Reflection groups

Reflection group is a discrete group of motions of a space of constant curvature (a sphere, Euclidean or hyperbolic space) which is generated by a set of reflections. Reflection groups appear remarkably often in various algebraic problems.
A very preliminary (and rather optimistic) plan of my lectures is as follows.
Lecture 1. Finite reflection groups. Examples: dihedral, permutation and hyperoctahedral groups. Regular tilings (kaleidoscopes) of a sphere, Euclidean space, Lobachevskii space. Coxeter cones and polytopes. Root systems, positive and simple roots.
Lecture 2. Classification of finite reflection groups by Coxeter graphs. An explicit construction of exceptional root systems. Crystallographic groups, Dynkin diagrams, relation to Lie algebras. Affine reflection groups. If time permits: hyperbolic reflection groups (an overview).

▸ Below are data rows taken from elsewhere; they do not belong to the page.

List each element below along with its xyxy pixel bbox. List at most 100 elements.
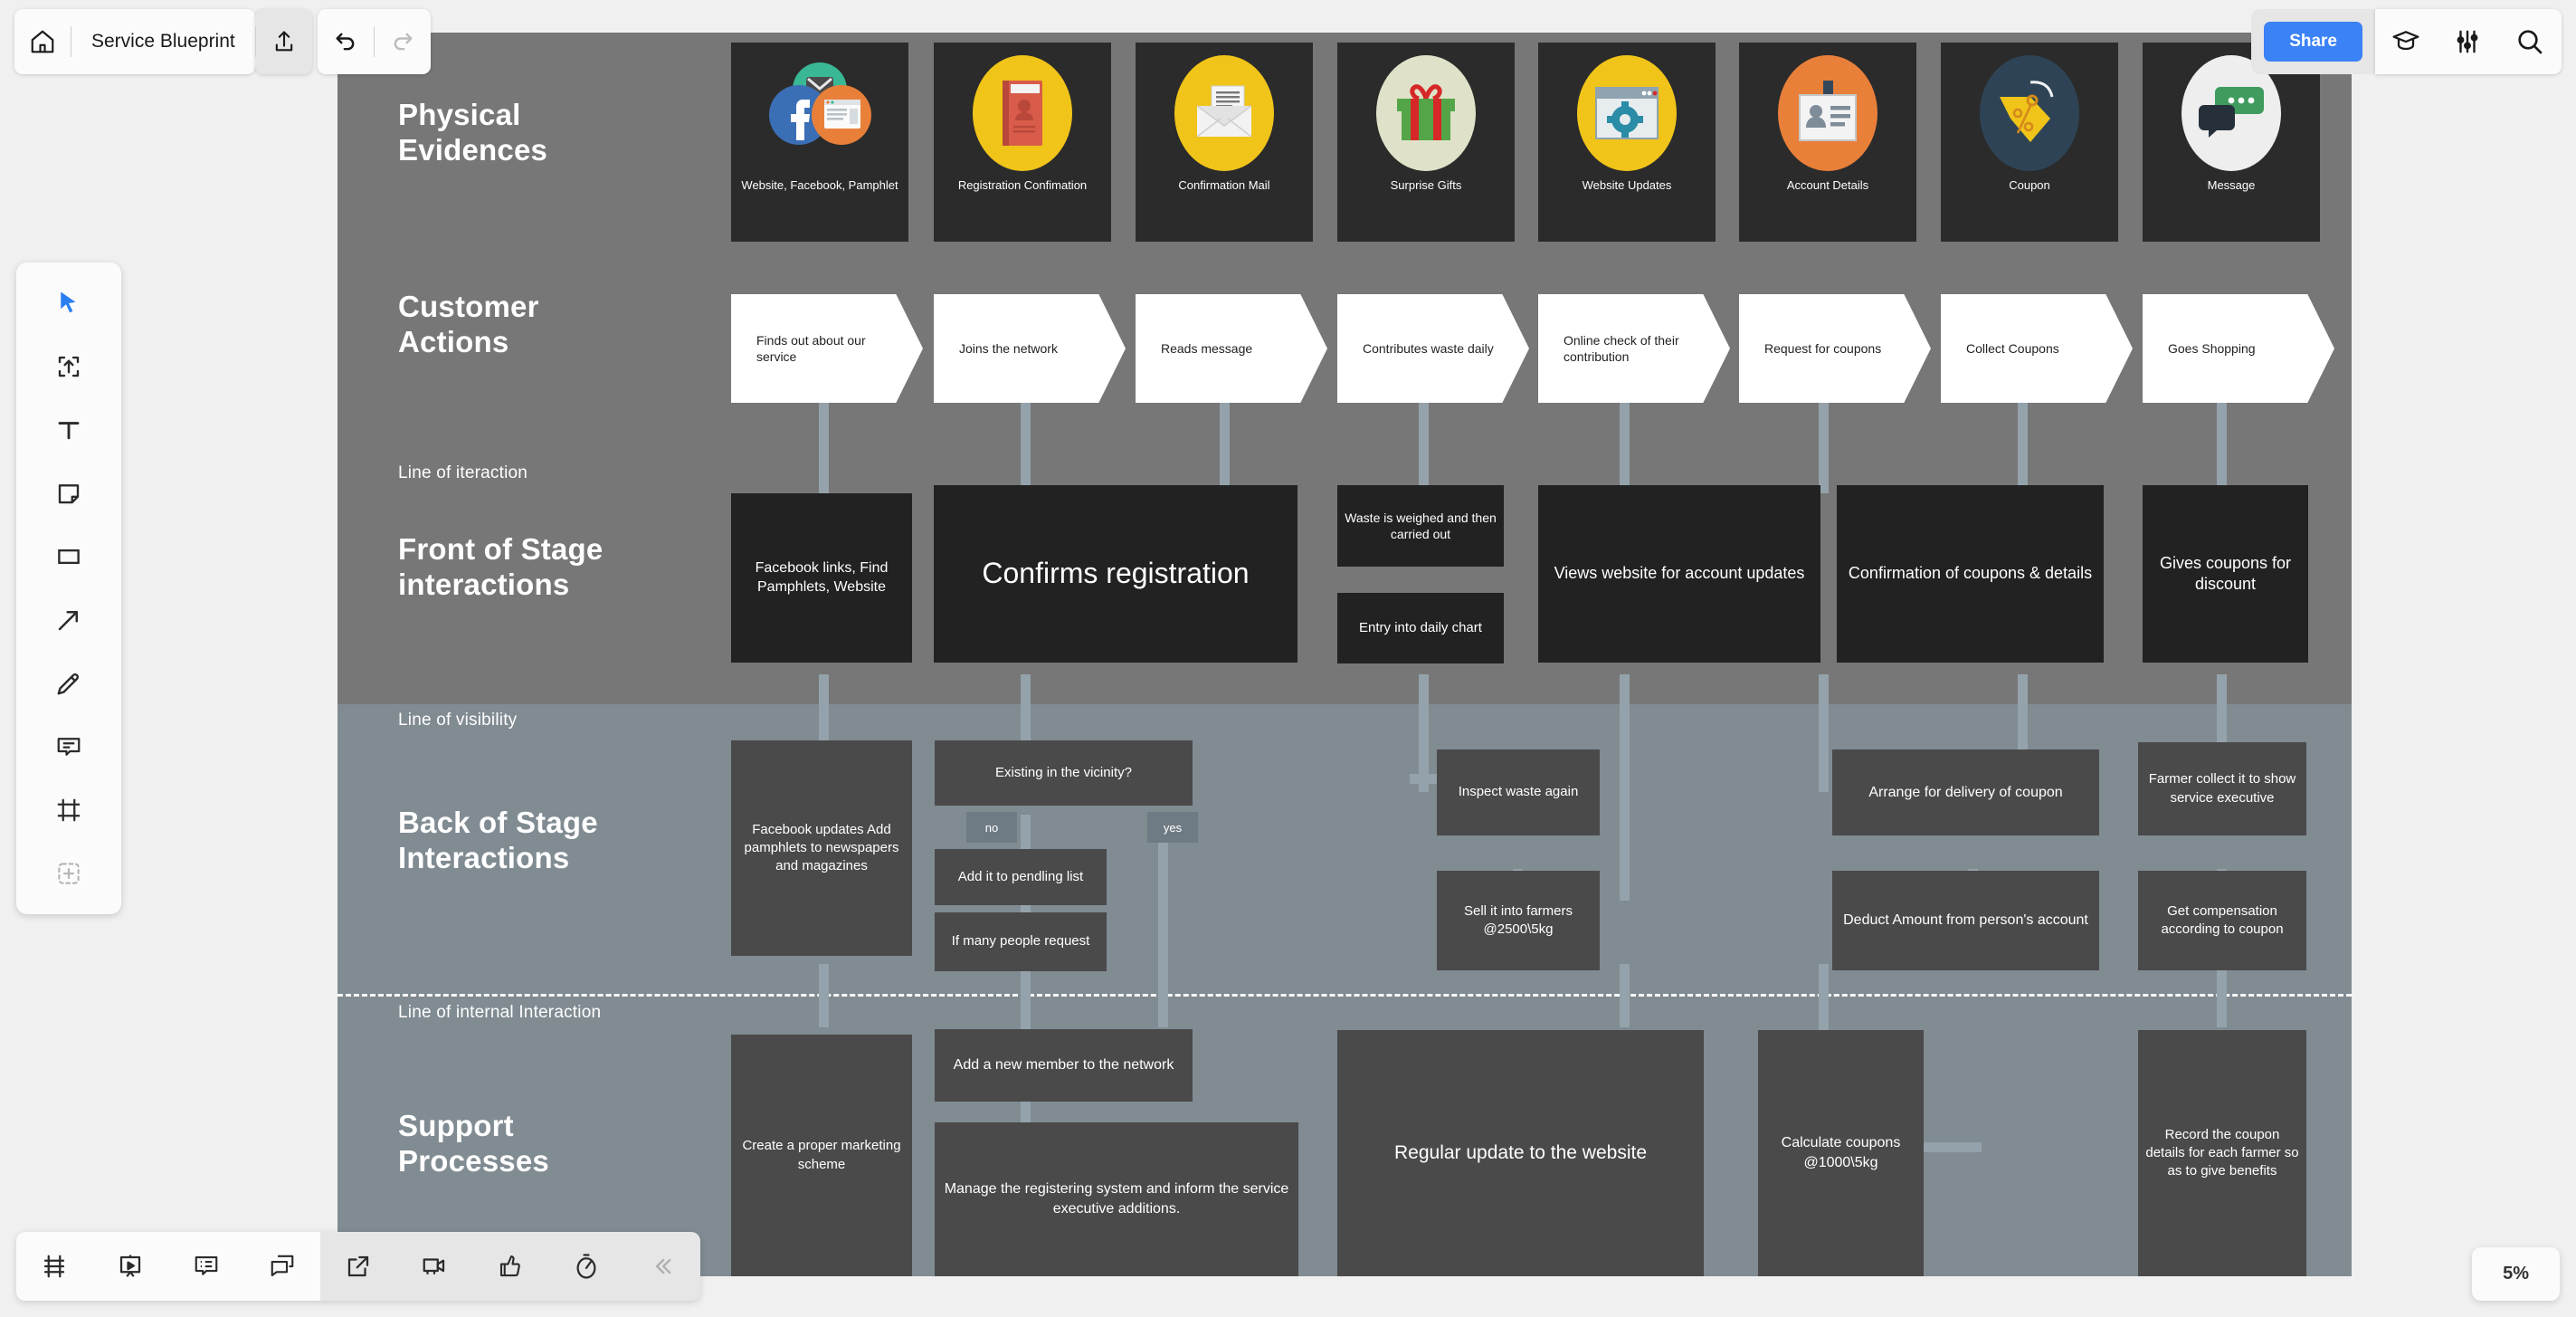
evidence-card[interactable]: Coupon (1941, 43, 2118, 242)
back-stage-box[interactable]: Deduct Amount from person's account (1832, 871, 2099, 970)
line-of-internal-interaction-label: Line of internal Interaction (398, 1003, 602, 1022)
top-toolbar-right: Share (2251, 9, 2562, 74)
add-more-tool[interactable] (34, 845, 103, 902)
presentation-button[interactable] (92, 1232, 168, 1301)
redo-button[interactable] (375, 9, 431, 74)
zoom-indicator[interactable]: 5% (2472, 1247, 2560, 1301)
row-title-line1: Customer (398, 290, 539, 323)
graduation-cap-icon (2391, 27, 2420, 56)
back-stage-box[interactable]: Inspect waste again (1437, 749, 1600, 835)
upload-button[interactable] (256, 9, 312, 74)
shape-tool[interactable] (34, 529, 103, 585)
customer-action-chevron[interactable]: Contributes waste daily (1337, 294, 1529, 403)
front-stage-box[interactable]: Views website for account updates (1538, 485, 1820, 663)
connector-vertical (1620, 398, 1630, 493)
reactions-button[interactable] (472, 1232, 548, 1301)
customer-action-chevron[interactable]: Online check of their contribution (1538, 294, 1730, 403)
front-stage-box[interactable]: Facebook links, Find Pamphlets, Website (731, 493, 912, 663)
thumbs-up-icon (497, 1253, 524, 1280)
sticky-note-tool[interactable] (34, 465, 103, 521)
settings-button[interactable] (2437, 9, 2498, 74)
box-label: Entry into daily chart (1359, 620, 1482, 636)
chevron-label: Joins the network (959, 340, 1058, 356)
box-label: Record the coupon details for each farme… (2145, 1126, 2299, 1179)
row-title-line2: Actions (398, 324, 509, 358)
rectangle-icon (55, 543, 82, 570)
connector-vertical (1819, 674, 1829, 792)
share-group: Share (2251, 9, 2375, 74)
support-process-box[interactable]: Add a new member to the network (935, 1029, 1193, 1102)
row-title-line2: Processes (398, 1143, 549, 1178)
tutorial-button[interactable] (2375, 9, 2437, 74)
canvas-board[interactable]: Physical Evidences Customer Actions Line… (0, 0, 2576, 1317)
back-stage-box[interactable]: If many people request (935, 912, 1107, 971)
back-stage-box[interactable]: Sell it into farmers @2500\5kg (1437, 871, 1600, 970)
line-of-visibility-label: Line of visibility (398, 711, 518, 730)
support-process-box[interactable]: Calculate coupons @1000\5kg (1758, 1030, 1924, 1276)
front-stage-box[interactable]: Confirms registration (934, 485, 1298, 663)
bottom-toolbar (16, 1232, 700, 1301)
comments-panel-button[interactable] (168, 1232, 244, 1301)
evidence-card[interactable]: Surprise Gifts (1337, 43, 1515, 242)
support-process-box[interactable]: Regular update to the website (1337, 1030, 1704, 1276)
connector-tool[interactable] (34, 592, 103, 648)
customer-action-chevron[interactable]: Reads message (1136, 294, 1327, 403)
undo-icon (333, 29, 358, 54)
home-button[interactable] (14, 9, 71, 74)
back-stage-box[interactable]: Get compensation according to coupon (2138, 871, 2306, 970)
evidence-card[interactable]: Account Details (1739, 43, 1916, 242)
upload-tool[interactable] (34, 339, 103, 395)
evidence-card[interactable]: Confirmation Mail (1136, 43, 1313, 242)
video-call-button[interactable] (396, 1232, 472, 1301)
text-tool[interactable] (34, 402, 103, 458)
timer-button[interactable] (548, 1232, 624, 1301)
comment-tool[interactable] (34, 719, 103, 775)
share-link-button[interactable] (320, 1232, 396, 1301)
back-stage-box[interactable]: Existing in the vicinity? (935, 740, 1193, 806)
customer-action-chevron[interactable]: Finds out about our service (731, 294, 923, 403)
back-stage-box[interactable]: Farmer collect it to show service execut… (2138, 742, 2306, 835)
box-label: Gives coupons for discount (2159, 553, 2292, 593)
front-stage-box[interactable]: Waste is weighed and then carried out (1337, 485, 1504, 567)
toolbar-group-history (317, 9, 431, 74)
search-button[interactable] (2498, 9, 2562, 74)
select-tool[interactable] (34, 275, 103, 331)
support-process-box[interactable]: Create a proper marketing scheme (731, 1035, 912, 1276)
support-process-box[interactable]: Record the coupon details for each farme… (2138, 1030, 2306, 1276)
connector-vertical (1419, 398, 1429, 493)
home-icon (29, 28, 56, 55)
back-stage-box[interactable]: Facebook updates Add pamphlets to newspa… (731, 740, 912, 956)
share-button[interactable]: Share (2264, 22, 2362, 62)
undo-button[interactable] (318, 9, 374, 74)
customer-action-chevron[interactable]: Joins the network (934, 294, 1126, 403)
customer-action-chevron[interactable]: Goes Shopping (2143, 294, 2334, 403)
chat-button[interactable] (244, 1232, 320, 1301)
box-label: Farmer collect it to show service execut… (2148, 771, 2296, 806)
back-stage-box[interactable]: Add it to pendling list (935, 849, 1107, 905)
pen-icon (55, 670, 82, 697)
evidence-card[interactable]: Registration Confimation (934, 43, 1111, 242)
frame-tool[interactable] (34, 782, 103, 838)
front-stage-box[interactable]: Gives coupons for discount (2143, 485, 2308, 663)
evidence-caption: Message (2207, 178, 2256, 192)
facebook-email-website-icon (765, 55, 874, 164)
front-stage-box[interactable]: Entry into daily chart (1337, 593, 1504, 663)
line-of-internal-interaction-divider (337, 994, 2352, 997)
bottom-group-left (16, 1232, 320, 1301)
tool-palette (16, 262, 121, 914)
pen-tool[interactable] (34, 655, 103, 711)
frames-panel-button[interactable] (16, 1232, 92, 1301)
back-stage-box[interactable]: Arrange for delivery of coupon (1832, 749, 2099, 835)
evidence-card[interactable]: Website Updates (1538, 43, 1716, 242)
evidence-card[interactable]: Website, Facebook, Pamphlet (731, 43, 908, 242)
chevron-label: Collect Coupons (1966, 340, 2059, 356)
customer-action-chevron[interactable]: Request for coupons (1739, 294, 1931, 403)
support-process-box[interactable]: Manage the registering system and inform… (935, 1122, 1298, 1276)
evidence-caption: Account Details (1786, 178, 1869, 192)
collapse-button[interactable] (624, 1232, 700, 1301)
customer-action-chevron[interactable]: Collect Coupons (1941, 294, 2133, 403)
box-label: Facebook links, Find Pamphlets, Website (755, 559, 889, 595)
timer-icon (573, 1253, 600, 1280)
document-title[interactable]: Service Blueprint (71, 31, 255, 52)
front-stage-box[interactable]: Confirmation of coupons & details (1837, 485, 2104, 663)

Lecture 3. A non-geometric example: representations of quivers, following Bernstein-Gelfand-Ponomarev. Indecomposable representations. Gabriel's theorem: the underlying graph of a finite type quiver is a simply-laced Dynkin diagram (ADE classification). Reflection functors. Bijection between the indecomposable representations and the positive roots. Independence on the orientation of a quiver. Kac's theorem.